Le Boom de la méditation


Livres, guides interactifs, espaces dédiés dans les entreprises, séminaires, vidéos sur YouTube, applications internet… La méditation est partout !

En quelques années, la méditation de pleine conscience (“mindfulness”) a su séduire un grand nombre de Français. Adaptée d’une tradition bouddhiste de plus de 2400 ans, cette pratique est remise au goût du jour par Jon Kabat-Zin, à la fin des années 1970, aux Etats-Unis. Il fonde la première clinique de réduction du stress puis le centre pour la pleine conscience dans la médecine. Aujourd’hui, le programme qu’il a élaboré a été adopté par plus de 800 centres hospitaliers dans le monde, et aussi dans certaines entreprises.

En France, le psychiatre Christophe André est considéré comme le grand spécialiste de la méditation pleine conscience, qu’il a su rendre accessible à un très large public.
La méditation est devenue un équivalent de ce qu’était la psychanalyse en France dans les années 1970 : plus qu’un seul outil psychothérapeutique, une hygiène de vie. Voire, pour certains, une éthique existentielle ou une pratique spirituelle.

Et alors? Parfait, me direz-vous.

Reste que si vous avez envie de vous laisser tenter par cette aventure, plusieurs précautions s’imposent. D’abord, il faut bien comprendre que la méditation n’est pas réductible à la méditation de “Pleine conscience”. Il existe bon nombre d’autres sortes de méditations, comme celles affiliées au yoga, au bouddhisme ou au taoïsme, pour ne citer qu’elles. Elles peuvent bien sûr avoir leur intérêt et leurs bénéfices.
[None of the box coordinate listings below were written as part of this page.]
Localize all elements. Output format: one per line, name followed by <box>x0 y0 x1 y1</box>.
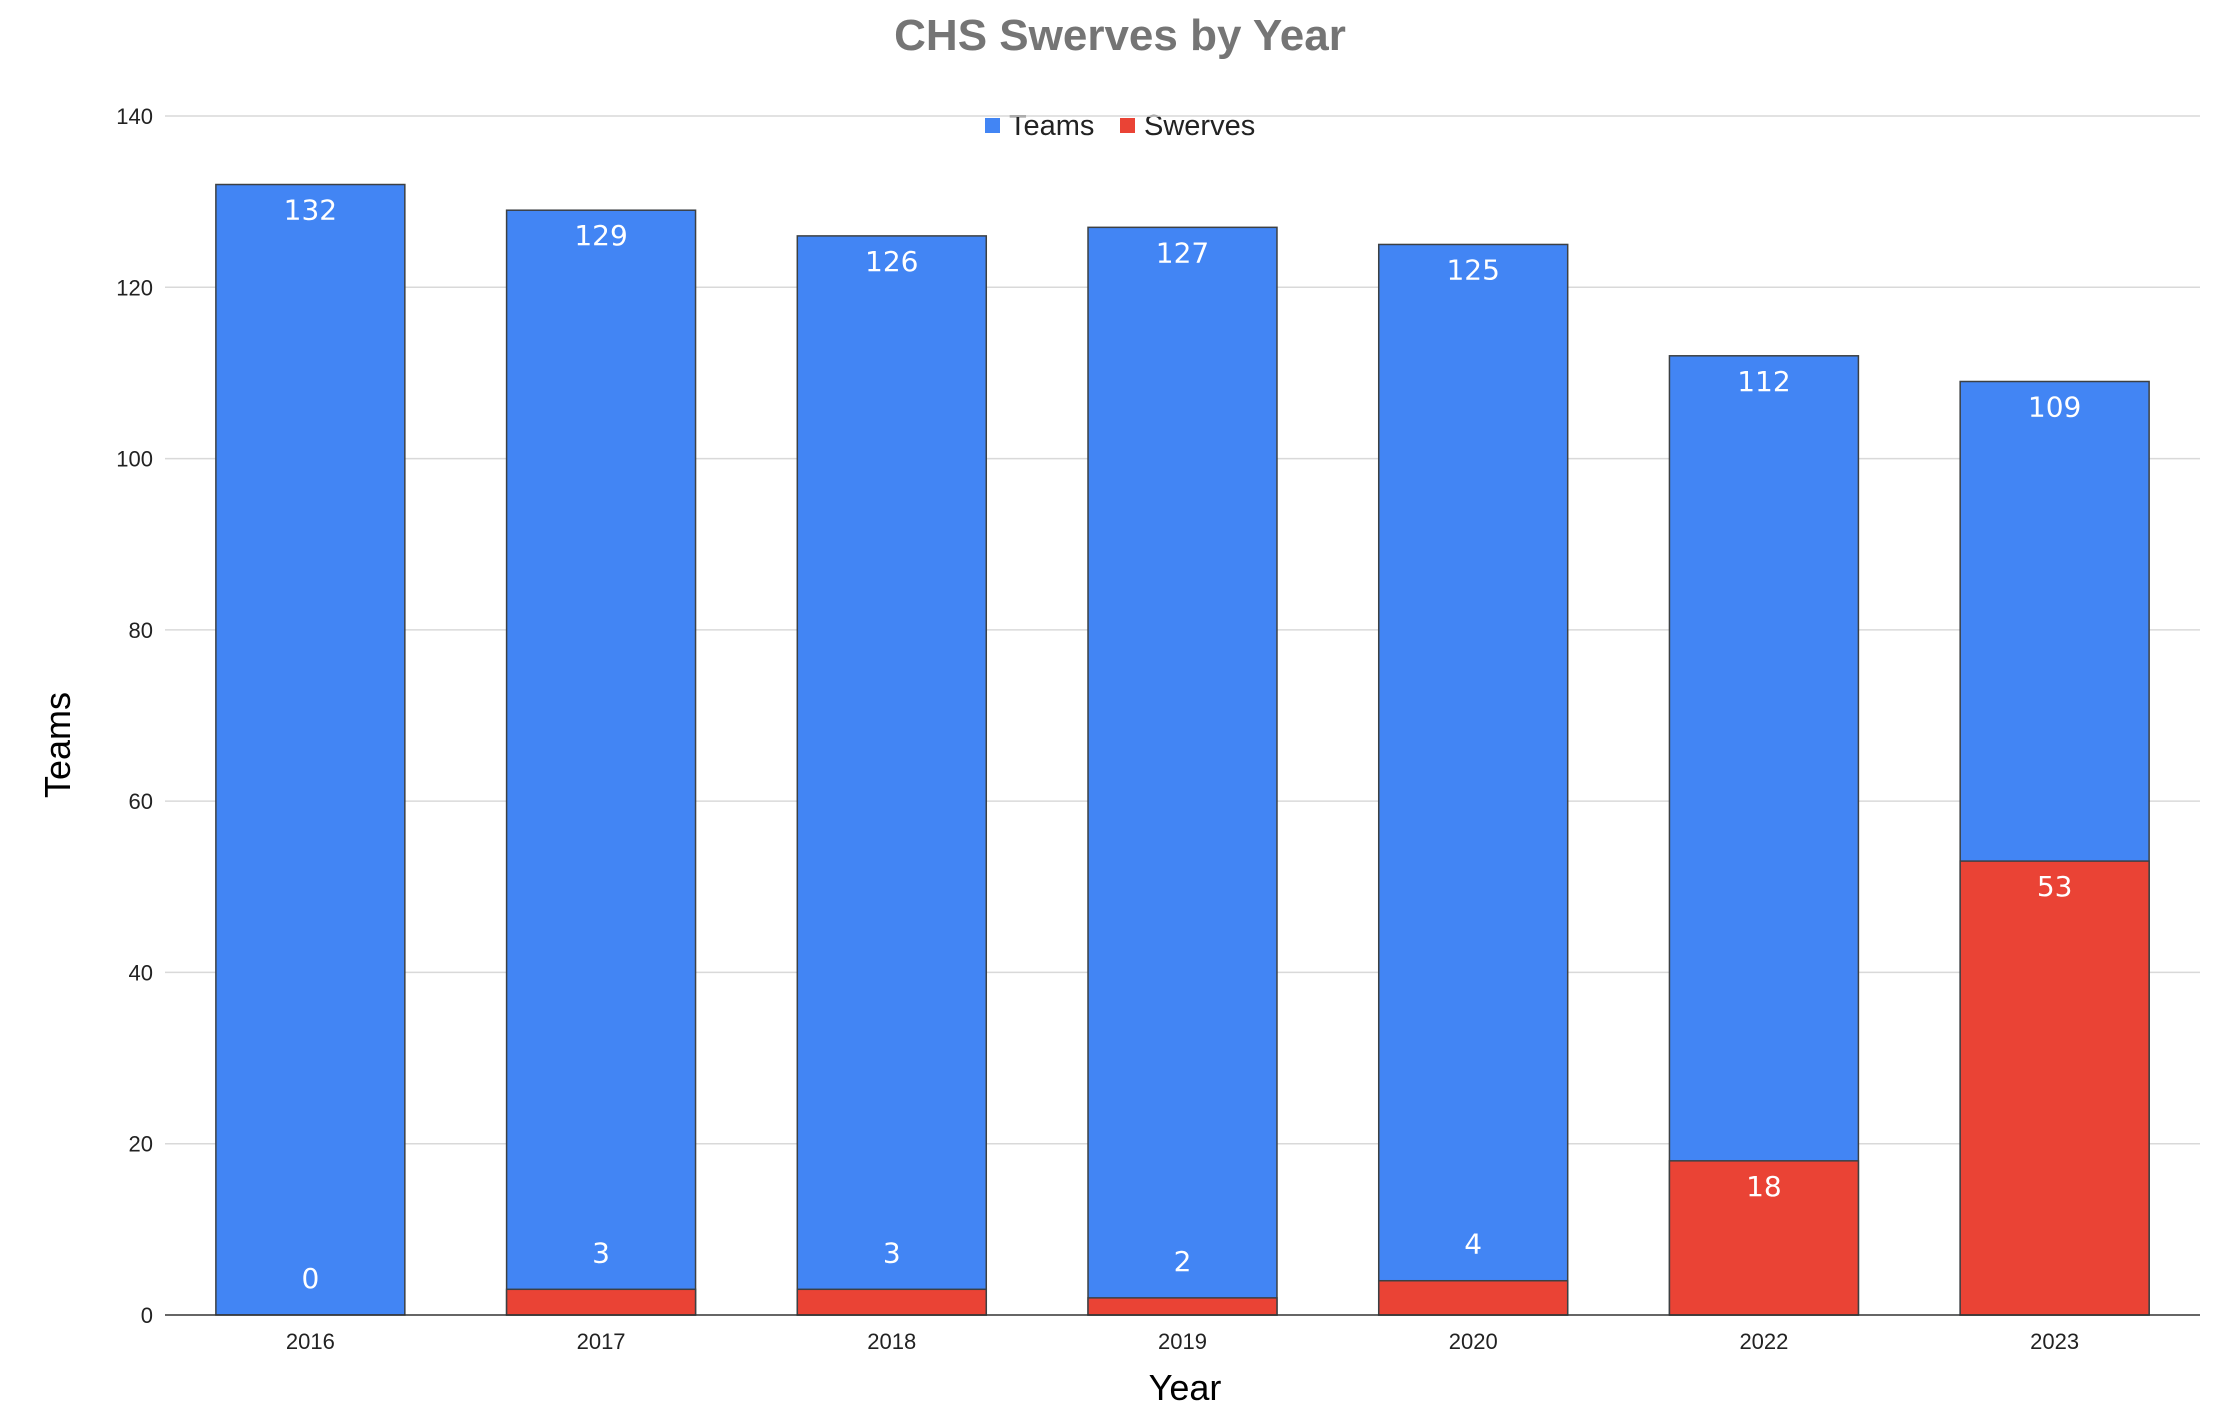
bar-swerves-2019 <box>1087 1297 1278 1316</box>
data-label-teams-2018: 126 <box>865 245 918 278</box>
bar-teams-2019 <box>1087 226 1278 1316</box>
y-tick-label: 140 <box>116 104 153 129</box>
bar-swerves-2022 <box>1668 1160 1860 1316</box>
x-tick-label: 2016 <box>286 1329 335 1354</box>
legend-label-swerves: Swerves <box>1144 110 1255 142</box>
y-tick-label: 80 <box>129 618 153 643</box>
x-tick-label: 2017 <box>577 1329 626 1354</box>
bar-teams-2018 <box>796 235 988 1316</box>
data-labels: 132 0 129 3 126 3 127 2 125 4 112 18 109 53 <box>284 194 2082 1295</box>
x-tick-label: 2022 <box>1739 1329 1788 1354</box>
bar-teams-2016 <box>215 183 406 1316</box>
y-axis-ticks: 0 20 40 60 80 100 120 140 <box>116 104 153 1328</box>
data-label-swerves-2018: 3 <box>883 1236 901 1269</box>
legend-label-teams: Teams <box>1009 110 1094 142</box>
data-label-swerves-2016: 0 <box>301 1262 319 1295</box>
y-tick-label: 100 <box>116 447 153 472</box>
data-label-swerves-2019: 2 <box>1174 1245 1192 1278</box>
y-tick-label: 0 <box>141 1303 153 1328</box>
data-label-swerves-2022: 18 <box>1746 1170 1782 1203</box>
legend: Teams Swerves <box>985 110 1255 142</box>
bar-swerves-2020 <box>1377 1279 1569 1316</box>
data-label-teams-2020: 125 <box>1446 253 1499 286</box>
bars <box>215 183 2150 1316</box>
data-label-swerves-2017: 3 <box>592 1236 610 1269</box>
y-axis-title: Teams <box>37 692 78 798</box>
x-axis-ticks: 2016 2017 2018 2019 2020 2022 2023 <box>286 1329 2079 1354</box>
data-label-swerves-2023: 53 <box>2037 870 2073 903</box>
data-label-teams-2022: 112 <box>1737 365 1790 398</box>
bar-teams-2017 <box>505 209 697 1316</box>
x-tick-label: 2019 <box>1158 1329 1207 1354</box>
bar-teams-2020 <box>1377 243 1569 1316</box>
data-label-teams-2016: 132 <box>284 194 337 227</box>
y-tick-label: 20 <box>129 1132 153 1157</box>
data-label-teams-2019: 127 <box>1156 236 1209 269</box>
bar-swerves-2018 <box>796 1288 988 1316</box>
x-tick-label: 2020 <box>1449 1329 1498 1354</box>
y-tick-label: 60 <box>129 789 153 814</box>
data-label-swerves-2020: 4 <box>1464 1228 1482 1261</box>
x-tick-label: 2018 <box>867 1329 916 1354</box>
x-axis-title: Year <box>1149 1367 1222 1408</box>
y-tick-label: 120 <box>116 275 153 300</box>
legend-swatch-swerves <box>1120 118 1135 133</box>
y-tick-label: 40 <box>129 960 153 985</box>
data-label-teams-2023: 109 <box>2028 390 2081 423</box>
data-label-teams-2017: 129 <box>574 219 627 252</box>
x-tick-label: 2023 <box>2030 1329 2079 1354</box>
legend-swatch-teams <box>985 118 1000 133</box>
chart-title: CHS Swerves by Year <box>894 11 1346 60</box>
bar-swerves-2017 <box>505 1288 697 1316</box>
bar-swerves-2023 <box>1959 860 2150 1316</box>
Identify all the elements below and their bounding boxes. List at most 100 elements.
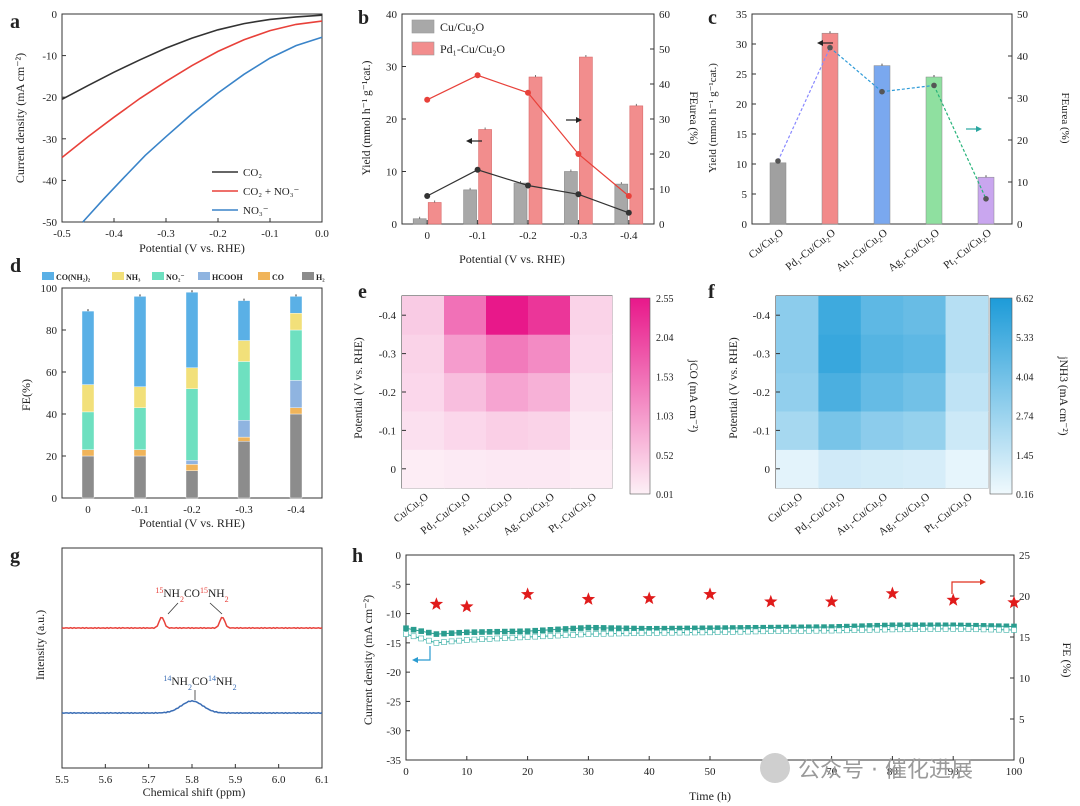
a-xtick-label: -0.2 [209, 228, 226, 240]
h-ytick-label: -35 [386, 755, 401, 767]
h-current-marker-0 [486, 629, 493, 635]
a-plot-frame [61, 13, 323, 223]
c-ytick-label: 0 [742, 219, 748, 231]
h-current-marker-0 [600, 625, 607, 631]
e-heat-cell-3-3 [528, 334, 571, 374]
d-bar-seg-0-1 [133, 455, 147, 499]
h-current-marker-0 [494, 628, 501, 635]
c-ytick-label: 35 [736, 9, 748, 21]
h-ytick-label: -30 [386, 726, 401, 738]
f-ylabel: Potential (V vs. RHE) [728, 337, 740, 439]
h-current-marker-1 [919, 626, 926, 632]
g-xtick-label: 5.5 [55, 774, 69, 786]
d-xtick-label: -0.3 [235, 504, 253, 516]
h-current-marker-1 [517, 634, 523, 641]
b-xtick-label: -0.1 [469, 230, 486, 242]
h-current-marker-1 [866, 627, 873, 633]
h-current-marker-0 [547, 627, 554, 633]
d-bar-seg-5-2 [185, 292, 199, 369]
h-plot-frame [405, 554, 1015, 761]
b-ytick-label: 0 [392, 219, 398, 231]
h-current-marker-1 [897, 626, 903, 633]
c-y2label: FEurea (%) [1059, 92, 1071, 143]
h-y2tick-label: 0 [1019, 755, 1025, 767]
h-current-marker-0 [403, 625, 409, 632]
f-heat-cell-2-0 [776, 372, 819, 412]
e-heat-cell-3-0 [402, 334, 445, 374]
h-fe-star-6 [764, 594, 778, 608]
e-heat-cell-1-3 [528, 411, 571, 450]
b-y2tick-label: 30 [659, 114, 671, 126]
g-xtick-label: 6.1 [315, 774, 329, 786]
c-fe-point-2 [879, 88, 885, 95]
f-colorbar-tick: 2.74 [1016, 412, 1034, 423]
h-current-marker-1 [403, 631, 409, 637]
e-colorbar [629, 297, 651, 495]
h-current-marker-1 [737, 628, 744, 635]
b-arrowhead-left [466, 138, 472, 144]
c-ytick-label: 20 [736, 99, 748, 111]
f-heat-cell-1-0 [776, 411, 819, 450]
h-current-marker-1 [577, 631, 584, 638]
b-xlabel: Potential (V vs. RHE) [459, 252, 565, 266]
d-ytick-label: 100 [41, 283, 58, 295]
d-bar-seg-1-1 [133, 449, 147, 457]
c-fe-segment-0 [777, 47, 831, 162]
g-xtick-label: 6.0 [272, 774, 286, 786]
h-xtick-label: 100 [1006, 766, 1023, 778]
h-fe-star-3 [581, 592, 596, 605]
f-heat-cell-1-2 [860, 411, 904, 450]
b-xtick-label: -0.3 [570, 230, 588, 242]
f-ytick-label: -0.2 [753, 387, 770, 399]
h-current-marker-1 [821, 627, 827, 634]
h-current-marker-0 [471, 629, 478, 635]
h-current-marker-1 [418, 635, 425, 642]
h-current-marker-1 [463, 637, 470, 643]
c-y2tick-label: 20 [1017, 135, 1029, 147]
h-current-marker-0 [433, 631, 440, 637]
h-fe-star-0 [429, 597, 444, 610]
h-current-marker-1 [760, 628, 767, 635]
f-heat-cell-4-4 [945, 296, 989, 335]
d-xtick-label: -0.4 [287, 504, 305, 516]
d-ytick-label: 60 [46, 367, 58, 379]
b-bar-1-1 [478, 129, 492, 225]
f-ytick-label: -0.3 [753, 349, 771, 361]
h-current-marker-1 [874, 626, 881, 633]
h-current-marker-1 [805, 627, 812, 634]
h-current-marker-1 [494, 635, 501, 642]
h-current-marker-1 [783, 628, 789, 634]
e-heat-cell-3-1 [444, 334, 487, 374]
d-bar-seg-4-2 [185, 367, 199, 389]
e-heat-cell-0-3 [528, 449, 571, 489]
f-heat-cell-4-2 [860, 296, 904, 335]
f-heat-cell-2-4 [945, 372, 989, 412]
h-ytick-label: -15 [386, 638, 401, 650]
h-fe-star-8 [885, 586, 900, 600]
e-heat-cell-4-4 [570, 296, 613, 335]
c-ytick-label: 5 [742, 189, 748, 201]
c-arrowhead-left [817, 40, 823, 46]
b-fe-point-0-2 [525, 182, 531, 189]
a-series-line-2 [82, 36, 323, 223]
h-current-marker-1 [410, 633, 417, 640]
f-heat-cell-4-1 [818, 296, 862, 335]
h-current-marker-0 [608, 625, 615, 631]
c-y2tick-label: 50 [1017, 9, 1029, 21]
h-ytick-label: -5 [392, 579, 402, 591]
d-ytick-label: 40 [46, 409, 58, 421]
b-fe-line-0 [426, 169, 630, 214]
b-fe-point-1-1 [474, 72, 481, 79]
h-current-marker-1 [456, 637, 463, 644]
h-current-marker-1 [653, 630, 660, 636]
h-current-marker-1 [813, 627, 820, 634]
b-ylabel: Yield (mmol h⁻¹ g⁻¹cat.) [361, 60, 373, 175]
c-y2tick-label: 0 [1017, 219, 1023, 231]
h-current-marker-1 [927, 626, 934, 632]
a-ytick-label: -20 [42, 92, 57, 104]
a-series-line-0 [61, 14, 323, 101]
e-heat-cell-0-4 [570, 449, 613, 489]
d-bar-seg-4-1 [133, 386, 147, 408]
e-ytick-label: -0.4 [379, 310, 397, 322]
b-y2label: FEurea (%) [687, 91, 699, 144]
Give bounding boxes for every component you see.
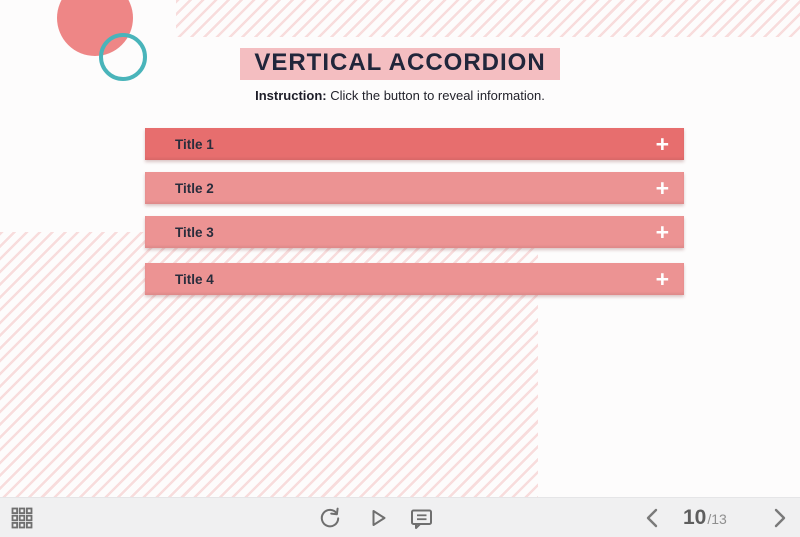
play-button[interactable] — [366, 506, 390, 530]
accordion-item-label: Title 1 — [175, 136, 214, 152]
plus-icon[interactable]: + — [655, 266, 669, 292]
page-indicator: 10 /13 — [683, 506, 727, 530]
menu-grid-button[interactable] — [11, 507, 33, 529]
comment-icon — [411, 509, 432, 529]
instruction-text: Click the button to reveal information. — [326, 88, 545, 103]
instruction-line: Instruction: Click the button to reveal … — [0, 88, 800, 103]
accordion-item-title-2[interactable]: Title 2 + — [145, 172, 684, 204]
page-total: /13 — [707, 510, 727, 527]
accordion-item-title-3[interactable]: Title 3 + — [145, 216, 684, 248]
teal-ring-decoration — [99, 33, 147, 81]
chevron-left-icon — [646, 508, 658, 527]
plus-icon[interactable]: + — [655, 175, 669, 201]
slide-header: VERTICAL ACCORDION — [0, 48, 800, 80]
accordion-item-label: Title 2 — [175, 180, 214, 196]
comments-button[interactable] — [409, 506, 434, 530]
accordion-item-title-1[interactable]: Title 1 + — [145, 128, 684, 160]
player-bar: 10 /13 — [0, 497, 800, 537]
page-title: VERTICAL ACCORDION — [254, 49, 546, 76]
chevron-right-icon — [774, 508, 786, 527]
plus-icon[interactable]: + — [655, 219, 669, 245]
top-stripe-decoration — [176, 0, 800, 37]
page-current: 10 — [683, 505, 707, 529]
accordion-item-label: Title 4 — [175, 271, 214, 287]
replay-icon — [320, 507, 340, 527]
plus-icon[interactable]: + — [655, 131, 669, 157]
replay-button[interactable] — [318, 506, 342, 530]
instruction-label: Instruction: — [255, 88, 327, 103]
previous-slide-button[interactable] — [643, 506, 663, 530]
title-highlight: VERTICAL ACCORDION — [240, 48, 560, 80]
play-icon — [372, 509, 386, 526]
grid-menu-icon — [11, 507, 33, 528]
slide-canvas: VERTICAL ACCORDION Instruction: Click th… — [0, 0, 800, 497]
accordion-item-label: Title 3 — [175, 224, 214, 240]
accordion-item-title-4[interactable]: Title 4 + — [145, 263, 684, 295]
next-slide-button[interactable] — [769, 506, 789, 530]
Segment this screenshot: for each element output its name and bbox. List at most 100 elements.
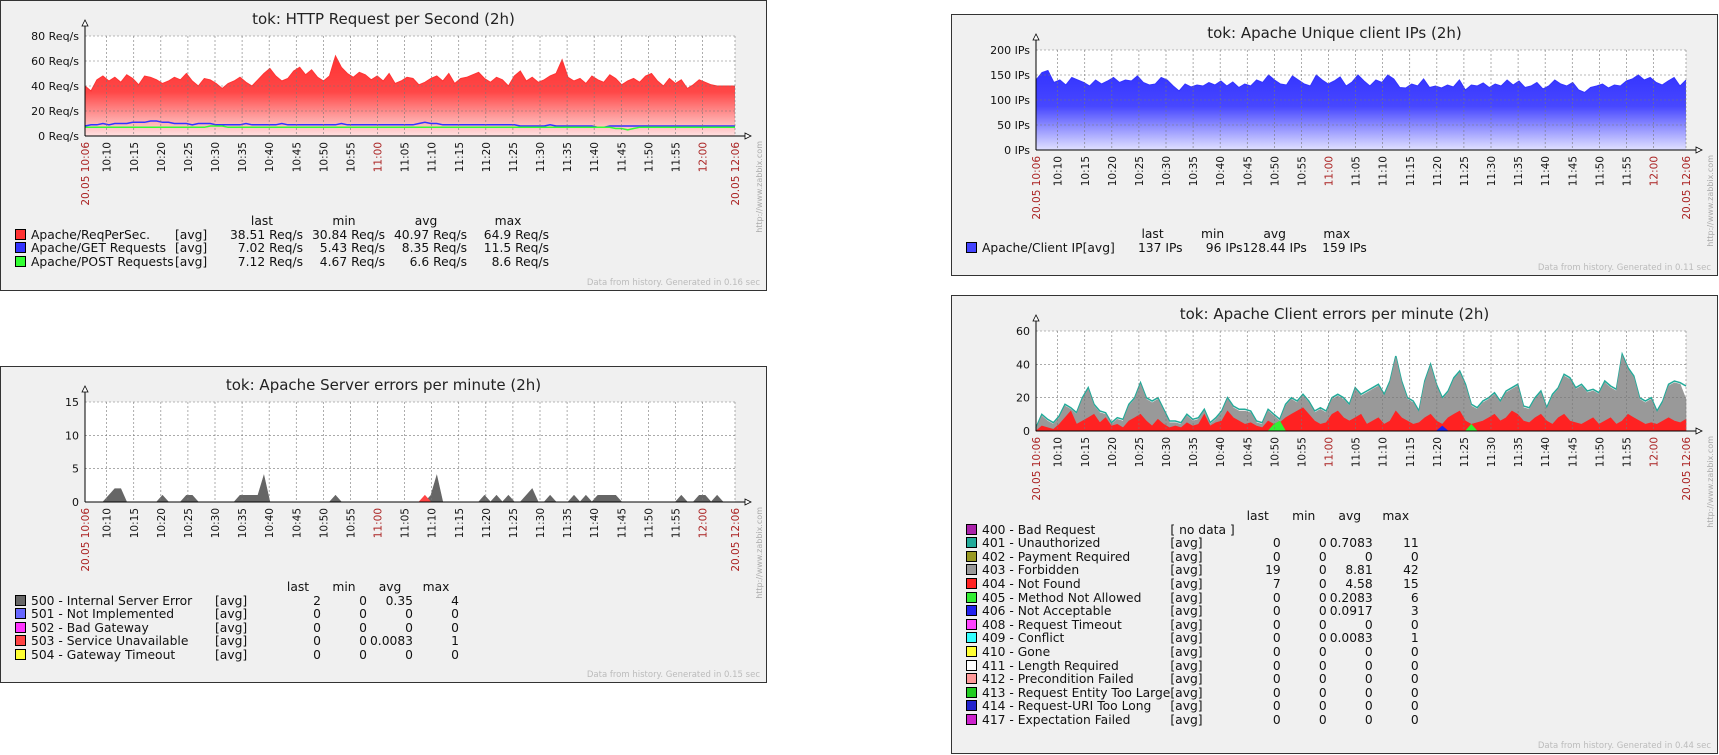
- x-tick-label: 10:50: [318, 142, 330, 172]
- legend-last: 0: [1272, 699, 1281, 714]
- legend-avg: 8.81: [1345, 563, 1373, 578]
- client-errors-chart: 0 20 40 60 20.05 10:06 10:10 10:15 10:20 10:25 10…: [1016, 314, 1715, 528]
- legend-last: 38.51 Req/s: [229, 227, 303, 242]
- legend-series-name: 408 - Request Timeout: [982, 617, 1122, 632]
- legend-row: 402 - Payment Required [avg] 0 0 0 0: [966, 549, 1419, 565]
- legend-swatch: [966, 618, 977, 630]
- legend-min: 0: [359, 607, 367, 622]
- x-tick-label: 11:30: [535, 508, 547, 538]
- legend-header-avg: avg: [414, 214, 438, 228]
- legend-series-name: 405 - Method Not Allowed: [982, 590, 1142, 605]
- x-tick-label: 11:15: [454, 142, 466, 172]
- x-tick-label: 10:55: [1296, 437, 1308, 467]
- legend-row: 411 - Length Required [avg] 0 0 0 0: [966, 658, 1419, 674]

La méditation de pleine conscience, quant à elle, est une pratique laïque et la seule méditation utilisée dans les protocoles hospitaliers (ou en libéral) pour soigner l’anxiété ou la dépression.

Ensuite, qui dit “succès” et “thérapies à la mode”, dit forcément “dérive”. Plusieurs enquêtes ont montré qu’il existait de plus en plus de lieux qui proposaient très sérieusement des cours qui se sont avérés n’ayant rien à voir avec la pratique de la méditation, et qui se réclamant pourtant de la mindfulness, proposaient un cours de méditation érotique permettant de “mieux comprendre conscience de son intimité”. Les enquêtes ne précisent pas la nature exacte des travaux pratiques !

Par ailleurs, on ne saurait que trop recommander d’être prudentes aux personnes qui souffrent de dépressions sévères, de psychopathologies, de troubles graves de la personnalité, de schizophrénie, ou de paranoïa. En effet, à l’instar de l’hypnose, la méditation peut, chez elles, engendrer des effets indésirables (dissociation ou dépersonnalisation).

Alors, à méditer… mais en pleine conscience!